PMWeb comes ready with most of the input forms for those record types that are common to the capital construction project delivery. Those input forms can be appended with additional user-defined fields if this is required. Those ready-to-use input forms are configured to enable the best practices for using those record types. For example, the meeting minutes module allows capturing all business items discussed during the meeting along with the individual(s) responsible for taking action, action due date, actual action date, status, which schedule activity the business item could impact, what documents are associated with the business item among others. In addition, the meeting minutes form allows for generating the next meeting agenda by removing all closed or completed business items.
Review, Approve, and Respond to Project Records and Document
For PMWeb-generated project management records, a workflow will be assigned for each process to ensure that the predefined tasks for reviewing, approving, and responding to those records are being followed as originally planned. The workflow includes the actions that might be required to resubmit the transmittal as well as the planned duration for executing each task. The workflow also includes the conditions to enforce the approval authority levels as defined and established in the project management plan (PMP) or project execution plan (PEP).
The execution of those workflow steps becomes the basis for automatically generating a real-time version of all delayed, due, and on-time review, approve,d and respond actions. The report can be modified to highly delayed actions in red, due in yellow, and yet to become due in green. In addition, it can be configured to have overdue or delayed dates for each workflow step.
Monitor, Evaluate and Report on Project Records and Documents
PMWeb allows the registers and logs for all communicated project records and documents to identify the status of those communications. Reports can be designed in any desired form or format to display the required information.
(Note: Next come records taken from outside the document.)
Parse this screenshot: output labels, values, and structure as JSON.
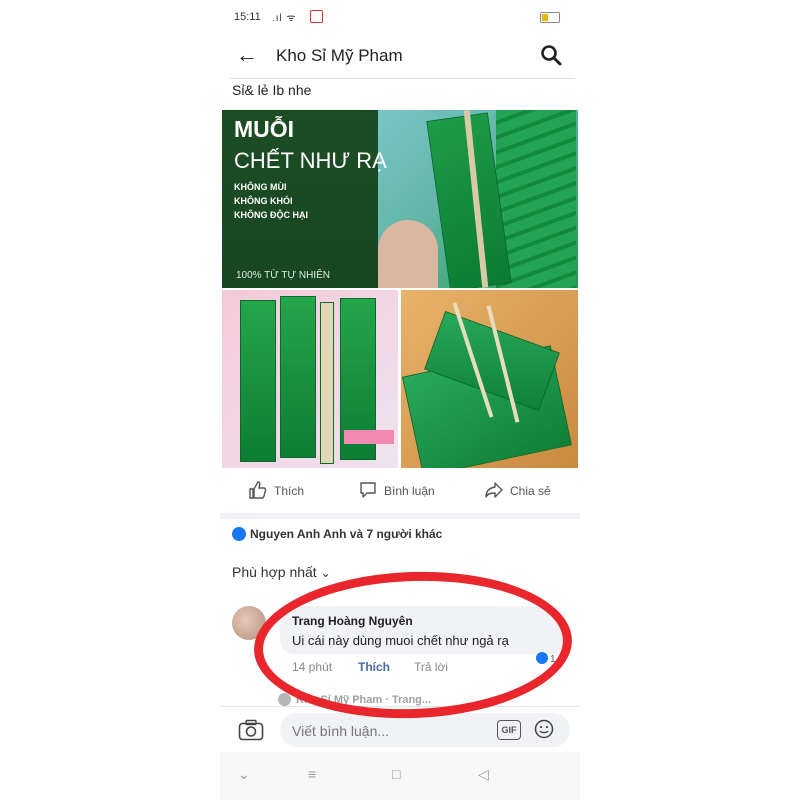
{
  "status": {
    "time": "15:11"
  },
  "header": {
    "title": "Kho Sỉ Mỹ Pham"
  },
  "post": {
    "text": "Sỉ& lẻ Ib nhe",
    "image_text": {
      "line1": "MUỖI",
      "line2": "CHẾT NHƯ RẠ",
      "features": [
        "KHÔNG MÙI",
        "KHÔNG KHÓI",
        "KHÔNG ĐỘC HẠI"
      ],
      "natural": "100% TỪ TỰ NHIÊN"
    }
  },
  "actions": {
    "like": "Thích",
    "comment": "Bình luận",
    "share": "Chia sẻ"
  },
  "reactions": {
    "summary": "Nguyen Anh Anh và 7 người khác"
  },
  "sort": {
    "label": "Phù hợp nhất"
  },
  "comment": {
    "author": "Trang Hoàng Nguyên",
    "text": "Ui cái này dùng muoi chết như ngả rạ",
    "time": "14 phút",
    "like": "Thích",
    "reply": "Trả lời",
    "reaction_count": "1"
  },
  "reply_preview": {
    "text": "Kho Sỉ Mỹ Pham · Trang..."
  },
  "input": {
    "placeholder": "Viết bình luận...",
    "gif": "GIF"
  },
  "colors": {
    "accent": "#1877f2",
    "highlight_ring": "#e8262c",
    "product_green": "#1d4d25"
  }
}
The reports can be also designed to include visuals to summarize the records by type, category, and status among others. The report layout and format will depend on the information being displayed.
For example, the meeting minutes report displayed below is designed to show the history of all open business items discussed in meeting minutes to provide the report reader with why such business items are still pending to date. The report can also be designed to show the project schedule activity that could be impacted by the delayed closure of each specific meeting business item which will provide the reader with immediate warning on the impact that the meeting business item could have on the project’s schedule. The report can be also designed to have a hyperlink to the data source to allow the report reader to drill down to the meeting minutes where this business item update was captured.
In addition, the data captured from the generated, reviewed, approved, and responded records and documents for the different project management processes can become the basis for creating a summary dashboard to summarize and report on this status and performance information. This enables executive stakeholders to have more meaningful dashboards when it comes to monitoring, evaluating, and reporting the status and performance of project records and documents. The dashboard can be configured to permit the reader to drill down to the register or log of each reported project management process.